L'Etat israélien s'embarque dans la vente du port d’EilatD'ici à la fin de l'année 2011 la gérance du port d'Eilat passera à 100% dans les mains d'une entreprise privée, pendant quinze ans.
Le port d'Eilat sera privatisé (photo DR)
ISRAËL. Quarante-six ans après son inauguration, le port d'Eilat est sur le point d'être entièrement privatisé.
L'Autorité des Entreprises Publiques, a annoncé à la presse les détails de son rapport de qualification pour la vente de la concession du port, lundi 11 avril 2011. La concession sera attribuée pour quinze ans à une entreprise privée. Après cette période, l'investisseur aura la possibilité de renouveler la concession pour dix ans après un nouvel appel d'offres proposé par le ministère israélien des finances.
Cette décision est le résultat direct de la réforme des institutions portuaires décidée par le gouvernement en 2005, qui prévoyait pour les ports de Haïfa, Ashdod et Eilat un statut de société autonome.
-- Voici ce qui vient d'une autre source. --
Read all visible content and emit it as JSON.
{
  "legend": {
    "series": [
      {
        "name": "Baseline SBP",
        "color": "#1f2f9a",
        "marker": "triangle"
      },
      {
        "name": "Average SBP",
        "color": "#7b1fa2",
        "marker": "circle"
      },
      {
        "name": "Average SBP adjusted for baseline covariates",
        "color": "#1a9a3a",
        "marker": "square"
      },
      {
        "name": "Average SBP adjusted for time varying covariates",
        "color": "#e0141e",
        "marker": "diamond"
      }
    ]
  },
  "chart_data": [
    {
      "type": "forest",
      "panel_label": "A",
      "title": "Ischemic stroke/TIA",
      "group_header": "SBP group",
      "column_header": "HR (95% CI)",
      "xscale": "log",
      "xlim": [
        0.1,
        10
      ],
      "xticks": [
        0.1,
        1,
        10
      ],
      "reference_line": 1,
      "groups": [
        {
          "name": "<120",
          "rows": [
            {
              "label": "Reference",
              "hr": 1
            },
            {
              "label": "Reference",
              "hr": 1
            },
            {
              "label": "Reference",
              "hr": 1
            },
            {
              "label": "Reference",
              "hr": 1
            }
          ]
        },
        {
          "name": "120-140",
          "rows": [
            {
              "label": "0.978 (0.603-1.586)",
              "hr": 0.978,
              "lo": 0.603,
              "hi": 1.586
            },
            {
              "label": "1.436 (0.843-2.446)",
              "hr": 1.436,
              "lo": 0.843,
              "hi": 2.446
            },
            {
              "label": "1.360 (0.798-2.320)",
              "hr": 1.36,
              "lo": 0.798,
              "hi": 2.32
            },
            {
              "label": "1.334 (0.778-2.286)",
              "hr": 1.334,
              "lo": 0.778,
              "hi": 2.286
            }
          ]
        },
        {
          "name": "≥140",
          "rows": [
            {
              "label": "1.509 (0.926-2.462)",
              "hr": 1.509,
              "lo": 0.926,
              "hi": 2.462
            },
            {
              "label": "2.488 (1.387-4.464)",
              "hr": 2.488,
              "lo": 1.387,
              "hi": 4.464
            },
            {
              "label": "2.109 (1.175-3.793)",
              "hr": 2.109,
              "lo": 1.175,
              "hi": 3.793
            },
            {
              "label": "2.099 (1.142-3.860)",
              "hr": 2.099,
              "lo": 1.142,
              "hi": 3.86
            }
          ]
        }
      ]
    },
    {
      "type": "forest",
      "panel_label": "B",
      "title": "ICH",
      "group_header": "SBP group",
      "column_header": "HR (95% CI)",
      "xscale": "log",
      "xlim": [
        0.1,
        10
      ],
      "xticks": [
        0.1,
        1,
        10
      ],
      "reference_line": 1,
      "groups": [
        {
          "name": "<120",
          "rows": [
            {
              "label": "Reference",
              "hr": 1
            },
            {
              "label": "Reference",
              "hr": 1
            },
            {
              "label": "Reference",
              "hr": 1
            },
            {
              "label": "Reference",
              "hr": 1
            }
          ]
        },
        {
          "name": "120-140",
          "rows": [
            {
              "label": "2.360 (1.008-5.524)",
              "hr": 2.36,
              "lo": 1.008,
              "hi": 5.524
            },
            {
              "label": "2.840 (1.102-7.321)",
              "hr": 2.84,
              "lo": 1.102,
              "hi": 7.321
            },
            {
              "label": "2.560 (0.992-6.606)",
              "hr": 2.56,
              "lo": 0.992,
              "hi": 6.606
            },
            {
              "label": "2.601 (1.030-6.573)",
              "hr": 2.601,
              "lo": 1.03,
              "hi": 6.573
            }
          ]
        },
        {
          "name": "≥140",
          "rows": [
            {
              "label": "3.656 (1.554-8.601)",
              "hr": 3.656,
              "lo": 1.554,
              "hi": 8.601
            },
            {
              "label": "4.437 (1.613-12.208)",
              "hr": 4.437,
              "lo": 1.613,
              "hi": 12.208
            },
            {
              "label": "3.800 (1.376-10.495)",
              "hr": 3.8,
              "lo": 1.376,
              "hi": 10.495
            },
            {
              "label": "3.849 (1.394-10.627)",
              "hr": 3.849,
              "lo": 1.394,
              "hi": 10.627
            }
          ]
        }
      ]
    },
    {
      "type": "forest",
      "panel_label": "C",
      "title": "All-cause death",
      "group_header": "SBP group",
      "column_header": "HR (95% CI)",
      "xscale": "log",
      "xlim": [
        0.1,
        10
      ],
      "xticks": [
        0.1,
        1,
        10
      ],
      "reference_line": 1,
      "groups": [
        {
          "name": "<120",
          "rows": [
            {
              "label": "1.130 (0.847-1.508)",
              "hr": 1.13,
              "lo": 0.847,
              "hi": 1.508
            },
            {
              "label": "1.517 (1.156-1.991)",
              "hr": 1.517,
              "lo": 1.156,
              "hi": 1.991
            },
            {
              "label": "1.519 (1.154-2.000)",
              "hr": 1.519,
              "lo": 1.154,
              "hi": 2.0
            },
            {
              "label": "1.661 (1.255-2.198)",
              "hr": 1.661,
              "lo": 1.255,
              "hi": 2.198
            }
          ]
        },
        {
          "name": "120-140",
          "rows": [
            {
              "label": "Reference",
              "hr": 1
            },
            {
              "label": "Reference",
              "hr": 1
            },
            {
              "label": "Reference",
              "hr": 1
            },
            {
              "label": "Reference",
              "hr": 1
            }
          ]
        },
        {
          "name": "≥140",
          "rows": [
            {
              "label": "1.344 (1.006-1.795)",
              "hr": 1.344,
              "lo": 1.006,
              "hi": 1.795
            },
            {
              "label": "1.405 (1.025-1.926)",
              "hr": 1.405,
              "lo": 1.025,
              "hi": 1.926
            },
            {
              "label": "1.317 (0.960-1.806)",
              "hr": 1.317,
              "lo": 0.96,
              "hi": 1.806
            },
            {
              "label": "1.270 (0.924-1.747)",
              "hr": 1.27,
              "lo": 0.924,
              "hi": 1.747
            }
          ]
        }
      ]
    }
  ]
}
Les deux premiers ports ont déjà été privatisés à hauteur de 15%. Les intéressés ont jusqu'au 19 mai 2011 pour proposer une offre de 100 à 140 millions de shekels (20 à 28 M €). Voitures, fertilisants et touristes
Aujourd'hui, les principales activités du port d'Eilat sont l'importation de voitures arrivant d'Extrême Orient par bateaux, et l'exportation de fertilisants (2,4 millions de tonnes de phosphates et potassium en 2010).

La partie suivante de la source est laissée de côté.